# Download the pathology image and annotations

#### Dataset is from this Huggingface repo: [Codatta/Refined-TCGA-PRAD-Prostate-Cancer-Pathology-Dataset](https://huggingface.co/datasets/Codatta/Refined-TCGA-PRAD-Prostate-Cancer-Pathology-Dataset)

## Download the reference table

In [4]:
from datasets import load_dataset
import pandas as pd

df = load_dataset("Codatta/Refined-TCGA-PRAD-Prostate-Cancer-Pathology-Dataset")
print(df.diagnosis[0])
print(df.slide_id[0])
print(df.slide_name[0])
print(df.label[0])
print(len(df.diagnosis))

AttributeError: 'DatasetDict' object has no attribute 'diagnosis'

In [None]:
from huggingface_hub import hf_hub_download
import pandas as pd

df = pd.read_csv("hf://datasets/Codatta/Refined-TCGA-PRAD-Prostate-Cancer-Pathology-Dataset/dataset/PRAD/PRAD.csv")
print(df.diagnosis[0])
print(df.slide_id[0])
print(df.slide_name[0])
print(df.label[0])
print(len(df.diagnosis))

  from .autonotebook import tqdm as notebook_tqdm


This slide contains predominately Gleason Grade 5 tumor, characterized by the absence of glandular differentiation, alongside Gleason Grade 4 tumor, characterized by glandular fusion or colloid structure or cribriform structure.
eb00cbed-63c4-4d47-9b6a-9dde1306b8cd
TCGA-KK-A7B2-01Z-00-DX1.3E779031-6FE4-4BD0-838C-D9ED49E1B9A7.svs
Gleason Score 5+4
138


#### This PRAD.csv table saves the slide ids, annotation labels and diagnosis text.
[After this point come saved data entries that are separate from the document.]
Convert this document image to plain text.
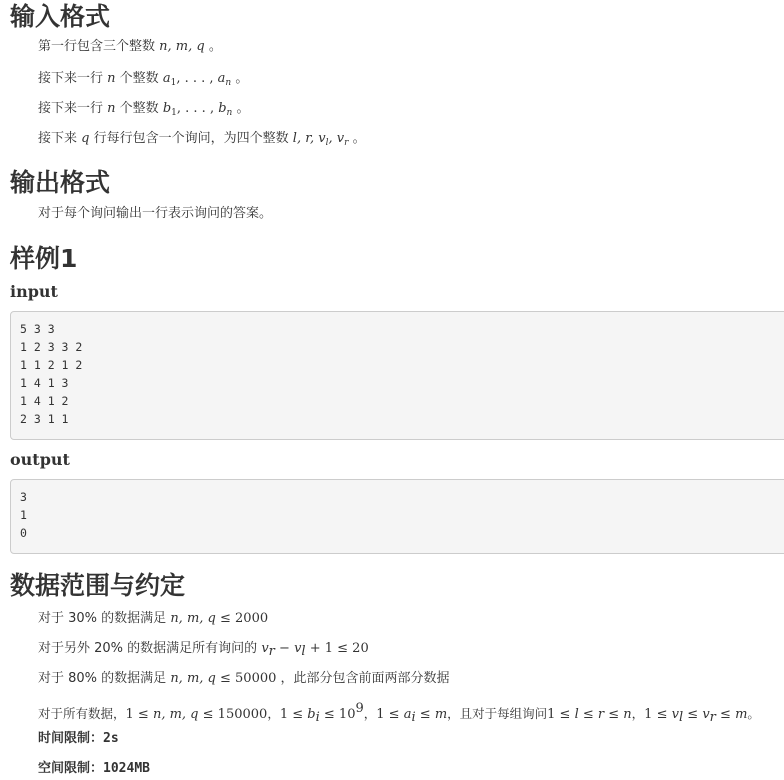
输入格式

第一行包含三个整数 n, m, q 。

接下来一行 n 个整数 $a_1$, . . . , $a_n$ 。

接下来一行 n 个整数 $b_1$, . . . , $b_n$ 。

接下来 q 行每行包含一个询问，为四个整数 l, r, $v_l$, $v_r$ 。

输出格式

对于每个询问输出一行表示询问的答案。

样例1
input
5 3 3
1 2 3 3 2
1 1 2 1 2
1 4 1 3
1 4 1 2
2 3 1 1
output
3
1
0
数据范围与约定

对于 30% 的数据满足 n, m, q ≤ 2000

对于另外 20% 的数据满足所有询问的 $v_r - v_l + 1 \le 20$

对于 80% 的数据满足 n, m, q ≤ 50000 ，此部分包含前面两部分数据

对于所有数据，1 ≤ n, m, q ≤ 150000，$1 \le b_i \le 10^9$，$1 \le a_i \le m$，且对于每组询问1 ≤ l ≤ r ≤ n，$1 \le v_l \le v_r \le m$。

时间限制：2s

空间限制：1024MB
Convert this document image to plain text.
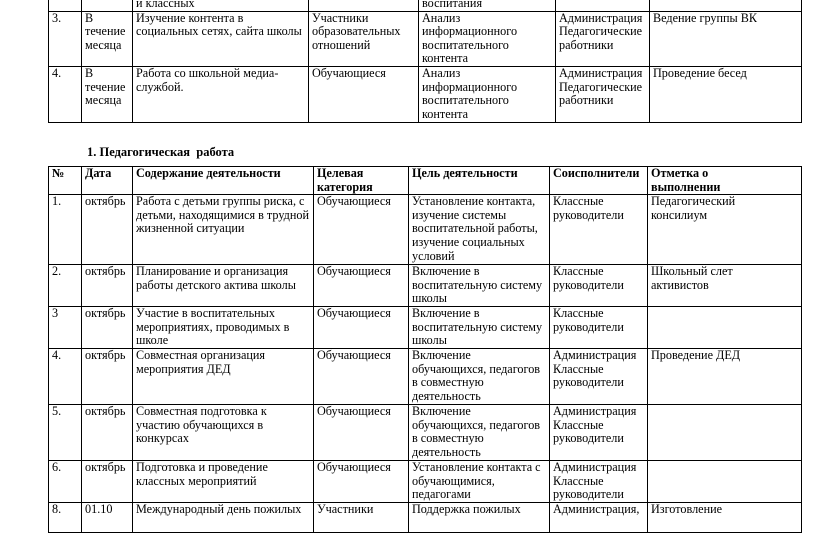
		и классных		воспитания		
3.	В
течение
месяца	Изучение контента в
социальных сетях, сайта школы	Участники
образовательных
отношений	Анализ
информационного
воспитательного
контента	Администрация
Педагогические
работники	Ведение группы ВК
4.	В
течение
месяца	Работа со школьной медиа-
службой.	Обучающиеся	Анализ
информационного
воспитательного
контента	Администрация
Педагогические
работники	Проведение бесед
1. Педагогическая  работа
№	Дата	Содержание деятельности	Целевая
категория	Цель деятельности	Соисполнители	Отметка о
выполнении
1.	октябрь	Работа с детьми группы риска, с
детьми, находящимися в трудной
жизненной ситуации	Обучающиеся	Установление контакта,
изучение системы
воспитательной работы,
изучение социальных
условий	Классные
руководители	Педагогический
консилиум
2.	октябрь	Планирование и организация
работы детского актива школы	Обучающиеся	Включение в
воспитательную систему
школы	Классные
руководители	Школьный слет
активистов
3	октябрь	Участие в воспитательных
мероприятиях, проводимых в
школе	Обучающиеся	Включение в
воспитательную систему
школы	Классные
руководители	
4.	октябрь	Совместная организация
мероприятия ДЕД	Обучающиеся	Включение
обучающихся, педагогов
в совместную
деятельность	Администрация
Классные
руководители	Проведение ДЕД
5.	октябрь	Совместная подготовка к
участию обучающихся в
конкурсах	Обучающиеся	Включение
обучающихся, педагогов
в совместную
деятельность	Администрация
Классные
руководители	
6.	октябрь	Подготовка и проведение
классных мероприятий	Обучающиеся	Установление контакта с
обучающимися,
педагогами	Администрация
Классные
руководители	
8.	01.10	Международный день пожилых	Участники	Поддержка пожилых	Администрация,	Изготовление
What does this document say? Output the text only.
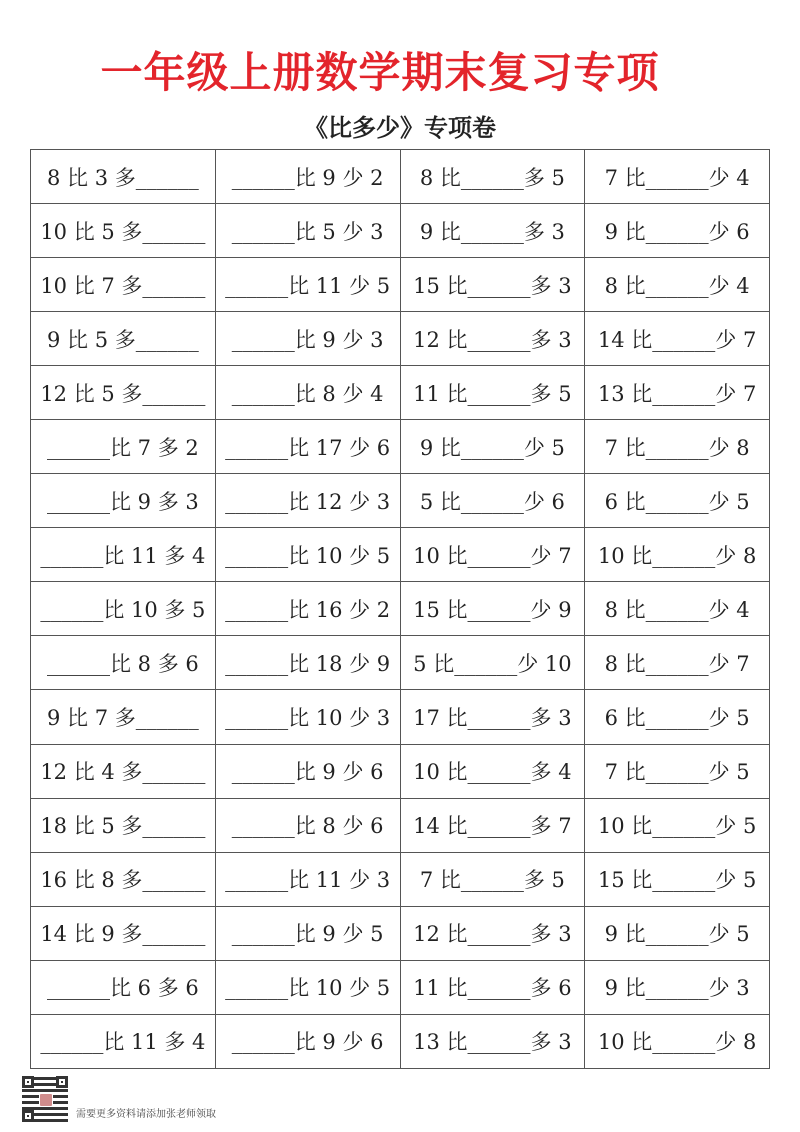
一年级上册数学期末复习专项
《比多少》专项卷
8 比 3 多______	______比 9 少 2	8 比______多 5	7 比______少 4
10 比 5 多______	______比 5 少 3	9 比______多 3	9 比______少 6
10 比 7 多______	______比 11 少 5	15 比______多 3	8 比______少 4
9 比 5 多______	______比 9 少 3	12 比______多 3	14 比______少 7
12 比 5 多______	______比 8 少 4	11 比______多 5	13 比______少 7
______比 7 多 2	______比 17 少 6	9 比______少 5	7 比______少 8
______比 9 多 3	______比 12 少 3	5 比______少 6	6 比______少 5
______比 11 多 4	______比 10 少 5	10 比______少 7	10 比______少 8
______比 10 多 5	______比 16 少 2	15 比______少 9	8 比______少 4
______比 8 多 6	______比 18 少 9	5 比______少 10	8 比______少 7
9 比 7 多______	______比 10 少 3	17 比______多 3	6 比______少 5
12 比 4 多______	______比 9 少 6	10 比______多 4	7 比______少 5
18 比 5 多______	______比 8 少 6	14 比______多 7	10 比______少 5
16 比 8 多______	______比 11 少 3	7 比______多 5	15 比______少 5
14 比 9 多______	______比 9 少 5	12 比______多 3	9 比______少 5
______比 6 多 6	______比 10 少 5	11 比______多 6	9 比______少 3
______比 11 多 4	______比 9 少 6	13 比______多 3	10 比______少 8
需要更多资料请添加张老师领取
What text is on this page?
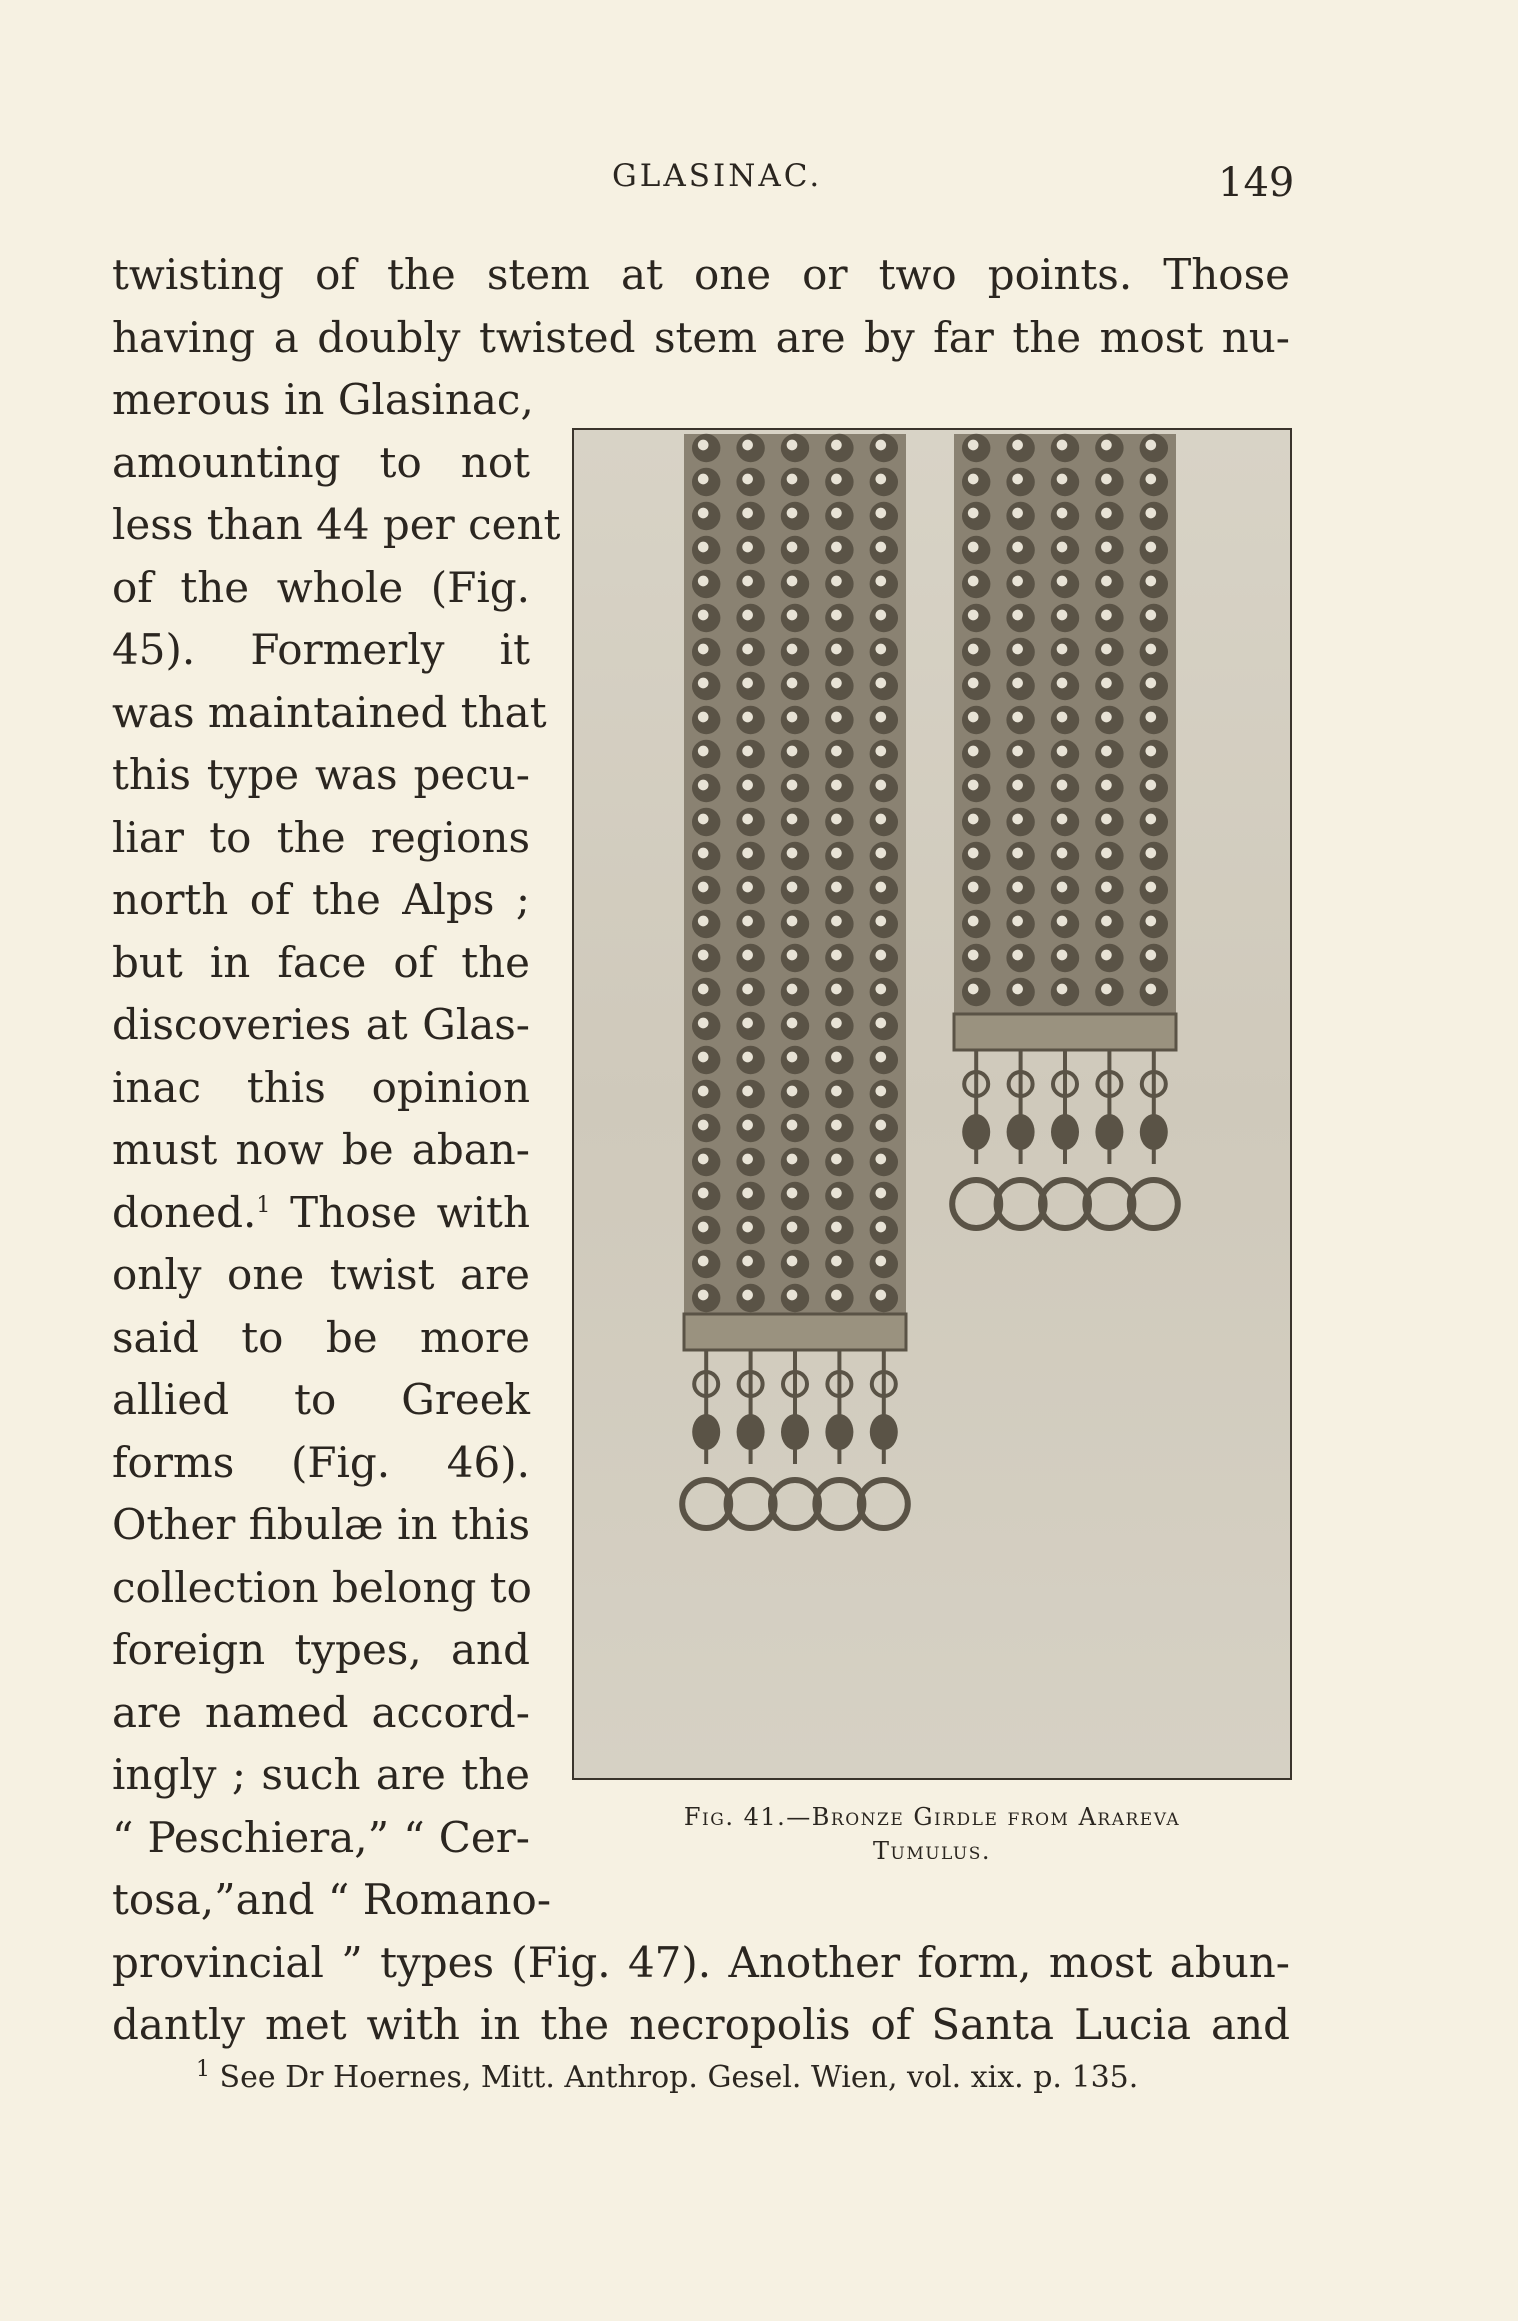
GLASINAC.	149
twisting of the stem at one or two points. Those
having a doubly twisted stem are by far the most nu-
merous in Glasinac,
amounting to not
less than 44 per cent
of the whole (Fig.
45). Formerly it
was maintained that
this type was pecu-
liar to the regions
north of the Alps ;
but in face of the
discoveries at Glas-
inac this opinion
must now be aban-
doned.$^1$ Those with
only one twist are
said to be more
allied to Greek
forms (Fig. 46).
Other fibulæ in this
collection belong to
foreign types, and
are named accord-
ingly ; such are the
“ Peschiera,” “ Cer-
tosa,”and “ Romano-
provincial ” types (Fig. 47). Another form, most abun-
dantly met with in the necropolis of Santa Lucia and
Fig. 41.—Bronze Girdle from Arareva
Tumulus.
$^1$ See Dr Hoernes, Mitt. Anthrop. Gesel. Wien, vol. xix. p. 135.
There are 138 cases/images.

## Download client tool

Download gdc-client tool, so that we can download the whole slide images from TCGA.
``` bash
wget https://gdc.cancer.gov/system/files/public/file/gdc-client_2.3_Ubuntu_x64-py3.8-ubuntu-20.04.zip
unzip gdc-client_2.3_Ubuntu_x64-py3.8-ubuntu-20.04.zip
chmod 755 gdc-client
echo "export PATH=/data/jjiang10/Tools:$PATH" >> ~/.bashrc
source ~/.bashrc
```

Use gdc-client to download the slide image.
For example:
``` bash
./gdc-client download eb00cbed-63c4-4d47-9b6a-9dde1306b8cd
```
"eb00cbed-63c4-4d47-9b6a-9dde1306b8cd" is the slide ID in df.slide_id

Here is the instruction from [GDC documentation](https://docs.gdc.cancer.gov/Data_Transfer_Tool/Users_Guide/Data_Download_and_Upload/).
Downloading Data Using GDC File UUIDs
The GDC Data Transfer Tool also supports downloading of one or more individual files using UUID(s) instead of a manifest file. To do this, enter the UUID(s) after the download command:
``` bash
gdc-client download 22a29915-6712-4f7a-8dba-985ae9a1f005
```
Multiple UUIDs can be specified, separated by a space:
``` bash
gdc-client download e5976406-473a-4fbd-8c97-e95187cdc1bd fb3e261b-92ac-4027-b4d9-eb971a92a4c3
```


## Download a snapshot of the dataset
The snapshot contains the all the files within this dataset, especially ROI annotations, which is our major interest.  

In [None]:
# download a snapshot (the latest version of data) to local drive.
from huggingface_hub import snapshot_download
local_dir = "/data/jjiang10/Data/ProstatePathology"
ddir = snapshot_download(repo_id="Codatta/Refined-TCGA-PRAD-Prostate-Cancer-Pathology-Dataset", local_dir=local_dir, repo_type="dataset")
ddir

In [None]:
# check the geojson file, which are the regional annotations
import os, glob
geojson_files = glob.glob(os.path.join(local_dir, "dataset/PRAD/*.geojson"))
len(geojson_files)

## Download whole slide images
Whole slide images (WSIs) need to be downloaded with the gdc-client tool from TCGA.
The following code generates the command line to download all the original WSIs.

In [None]:
# Create WSI download command
cmd_str = "gdc-client download " + " ".join(list(df.slide_id))
print(cmd_str)



Create folder to save original whole slide image data
``` bash
cd /data/jjiang10/Data/ProstatePathology
mkdir WSIs
cd WSIs

```

In [None]:
import subprocess

with open("download_script.sh", "w") as f:
    f.write("#!/bin/bash\n")
    f.write("cd /data/jjiang10/Data/ProstatePathology/WSIs \n")
    f.write(cmd_str + "\n")
    f.write("ls -l\n")

subprocess.run(["chmod", "+x", "download_script.sh"])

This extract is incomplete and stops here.